C’est ce qui a amené les Maliens à chercher des sauveurs, fussent-ils des militaires. Il faudrait que quelqu’un vienne prendre le destin du pays en main afin de redessiner son horizon. C’est ce qui explique ces coups d’Etat répétitifs.

Que vous inspire cette forme de coup d’Etat ?

J’avoue que c’est un coup d’Etat inédit, au regard de sa forme, au regard des stratégies déployées par les putschistes. Tout porte à croire que c’est quelque chose qui a été minutieusement organisé, longuement et mûrement réfléchi pour la bonne et simple raison qu’il n’y a eu point de résistance, point de suspension de l’ordre constitutionnel comme on a l’habitude de le voir.

Au même moment, on assiste à une stratégie qui peut pousser à penser que c’est le fruit d’une grande expertise dans la gestion des affaires de l’Etat. On amène le président de la République à démissionner mais avant on le contraint à dissoudre d’abord l’Assemblée comme pour nous plonger dans un vide institutionnel. Les putschistes ont quand même affirmé une volonté d’avoir toutes les forces vives de la nation et les acteurs internationaux. Ils ont donné une garantie de respecter les engagements internationaux, mais également de respecter l’accord d’Alger. Les mutins ont aussi annoncé la continuité de l’Etat et qu’ils vont continuer à collaborer avec les forces internationales qui sont présentes au Mali en l’occurrence la Munisma, Barkhane, etc.

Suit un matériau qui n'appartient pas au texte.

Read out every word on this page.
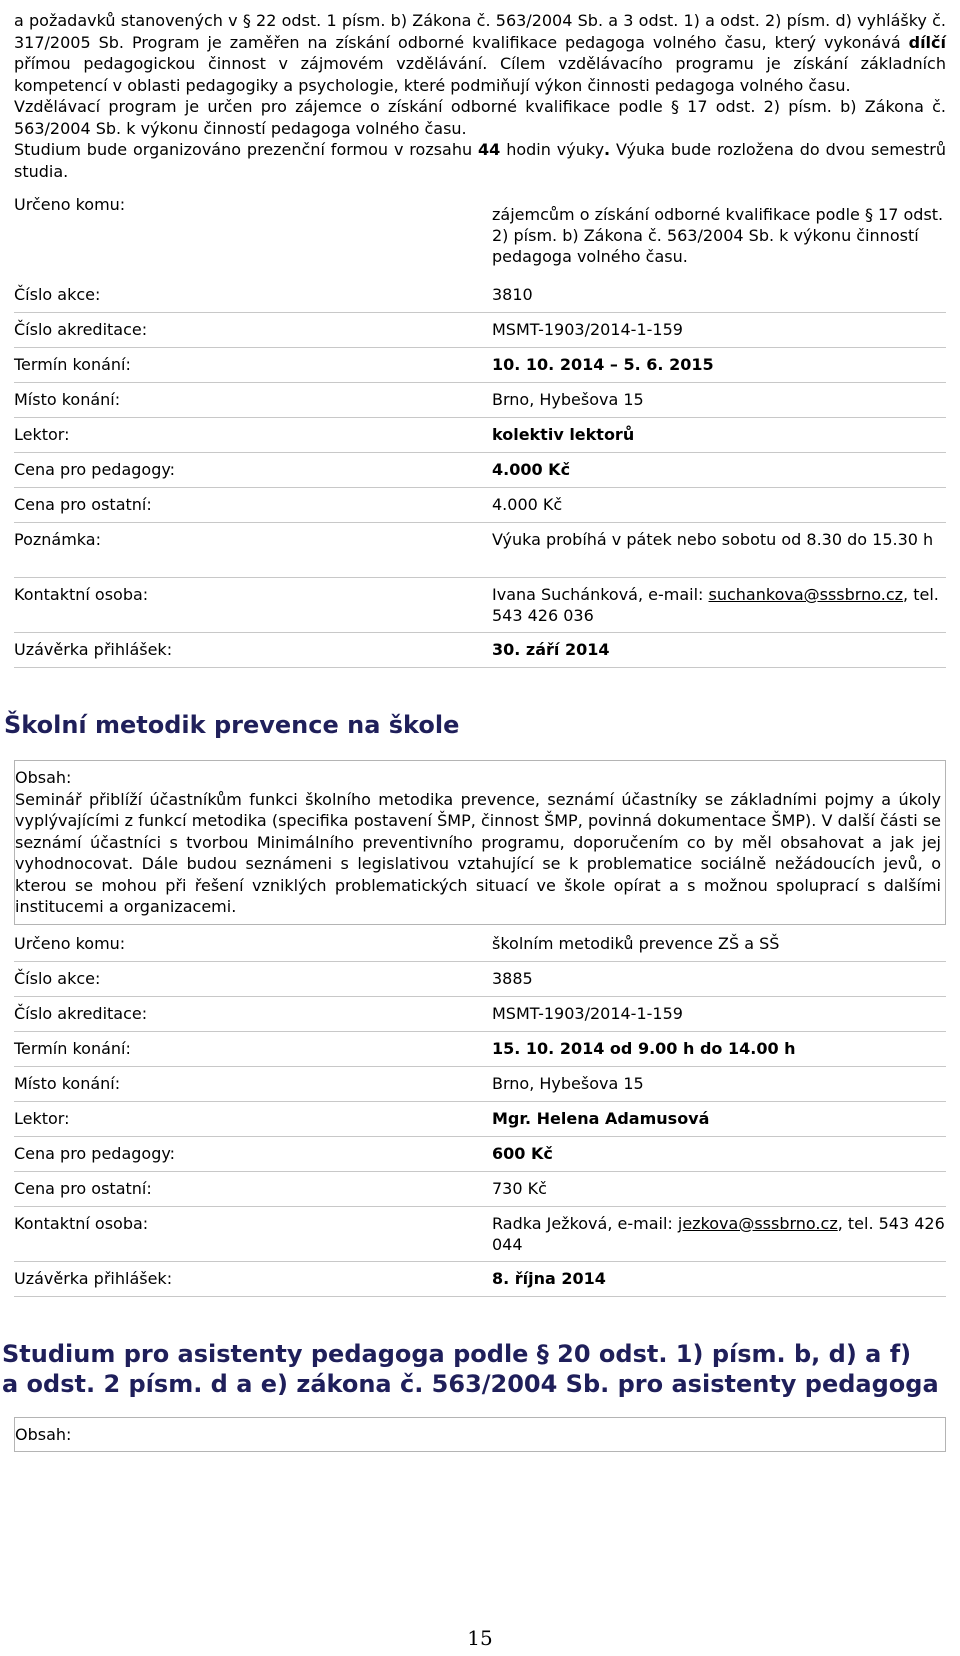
a požadavků stanovených v § 22 odst. 1 písm. b) Zákona č. 563/2004 Sb. a 3 odst. 1) a odst. 2) písm. d) vyhlášky č. 317/2005 Sb. Program je zaměřen na získání odborné kvalifikace pedagoga volného času, který vykonává dílčí přímou pedagogickou činnost v zájmovém vzdělávání. Cílem vzdělávacího programu je získání základních kompetencí v oblasti pedagogiky a psychologie, které podmiňují výkon činnosti pedagoga volného času.

Vzdělávací program je určen pro zájemce o získání odborné kvalifikace podle § 17 odst. 2) písm. b) Zákona č. 563/2004 Sb. k výkonu činností pedagoga volného času.

Studium bude organizováno prezenční formou v rozsahu 44 hodin výuky. Výuka bude rozložena do dvou semestrů studia.

Určeno komu:
zájemcům o získání odborné kvalifikace podle § 17 odst. 2) písm. b) Zákona č. 563/2004 Sb. k výkonu činností pedagoga volného času.
Číslo akce:	3810
Číslo akreditace:	MSMT-1903/2014-1-159
Termín konání:	10. 10. 2014 – 5. 6. 2015
Místo konání:	Brno, Hybešova 15
Lektor:	kolektiv lektorů
Cena pro pedagogy:	4.000 Kč
Cena pro ostatní:	4.000 Kč
Poznámka:	Výuka probíhá v pátek nebo sobotu od 8.30 do 15.30 h
Kontaktní osoba:	Ivana Suchánková, e-mail: suchankova@sssbrno.cz, tel. 543 426 036
Uzávěrka přihlášek:	30. září 2014
Školní metodik prevence na škole

Obsah:

Seminář přiblíží účastníkům funkci školního metodika prevence, seznámí účastníky se základními pojmy a úkoly vyplývajícími z funkcí metodika (specifika postavení ŠMP, činnost ŠMP, povinná dokumentace ŠMP). V další části se seznámí účastníci s tvorbou Minimálního preventivního programu, doporučením co by měl obsahovat a jak jej vyhodnocovat. Dále budou seznámeni s legislativou vztahující se k problematice sociálně nežádoucích jevů, o kterou se mohou při řešení vzniklých problematických situací ve škole opírat a s možnou spoluprací s dalšími institucemi a organizacemi.

Určeno komu:	školním metodiků prevence ZŠ a SŠ
Číslo akce:	3885
Číslo akreditace:	MSMT-1903/2014-1-159
Termín konání:	15. 10. 2014 od 9.00 h do 14.00 h
Místo konání:	Brno, Hybešova 15
Lektor:	Mgr. Helena Adamusová
Cena pro pedagogy:	600 Kč
Cena pro ostatní:	730 Kč
Kontaktní osoba:	Radka Ježková, e-mail: jezkova@sssbrno.cz, tel. 543 426 044
Uzávěrka přihlášek:	8. října 2014
Studium pro asistenty pedagoga podle § 20 odst. 1) písm. b, d) a f)
a odst. 2 písm. d a e) zákona č. 563/2004 Sb. pro asistenty pedagoga

Obsah:

15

On voit donc cette détermination à vouloir avoir cette bénédiction de la communauté internationale. Et lorsque nous prenons à la fois la collaboration avec les forces internationales présentes au pays, le respect de l’accord issu du processus d’Alger et le respect des engagements internationaux, c’est comme si, en fait, les putschistes voulaient coûte que coûte prendre en compte les préoccupations majeures de certains partenaires comme la France. Et cela montre à suffisance que c’est quelque chose qui a été pensé, réfléchi à plusieurs niveaux. Ce qui veut dire que les militaires ont tiré beaucoup d’enseignements de mars 2012.

Justement, les putschistes ont décidé de rendre le pouvoir aux civils… ?

Oui, c’est ce que j’ai dit : Ce putsch est différent des autres, et ce, à bien des égards. C’est la première fois, au Mali, qu’un coup d’Etat est mené par des militaires dont la plupart sont des officiers supérieurs. C’est assez spécial, parce que déjà, comme je l’ai dit, on peut déceler cette accointance avec le M5-Rfp qui déroule sa feuille de route qui demandait la dissolution de l’Assemblée nationale et la démission du président de la République. En le faisant, les militaires sont en phase avec cette partie de la société civile et par ricochet, certains partis politiques qui font partie de ce mouvement. Et les militaires ont bien appris la leçon de 2012. Je coirs qu’ils ont compris, maintenant, ne serait-ce que pour saper les choses, laisser le pouvoir entre les mains des civils et éventuellement l’encadrer. C’est ce qui explique leur décision.

Comment appréciez-vous l’attitude des institutions internationales, particulièrement la Cedeao ?

Elles sont entièrement dans leur rôle, elles ne peuvent que condamner toute prise de pouvoir par la force, par les armes, ce qui est déjà antidémocratique, ne serait-ce que du bout des lèvres.

«La Cedeao a manqué de finesse…»

Mais en réalité, la Cedeao avait montré ses limites dans la résolution de cette crise, elle était carrément à court de solution. La Cedeao a manqué non seulement de stratégie, mais elle a également manqué de finesse dans sa tentative de médiation. Car elle n’avait même pas suffisamment de connaissances du dossier Mali en ce sens que la Cedeao avait déjà réduit toute cette crise socio-politique à une crise post-électorale. Or, le mal est beaucoup plus profond que cela.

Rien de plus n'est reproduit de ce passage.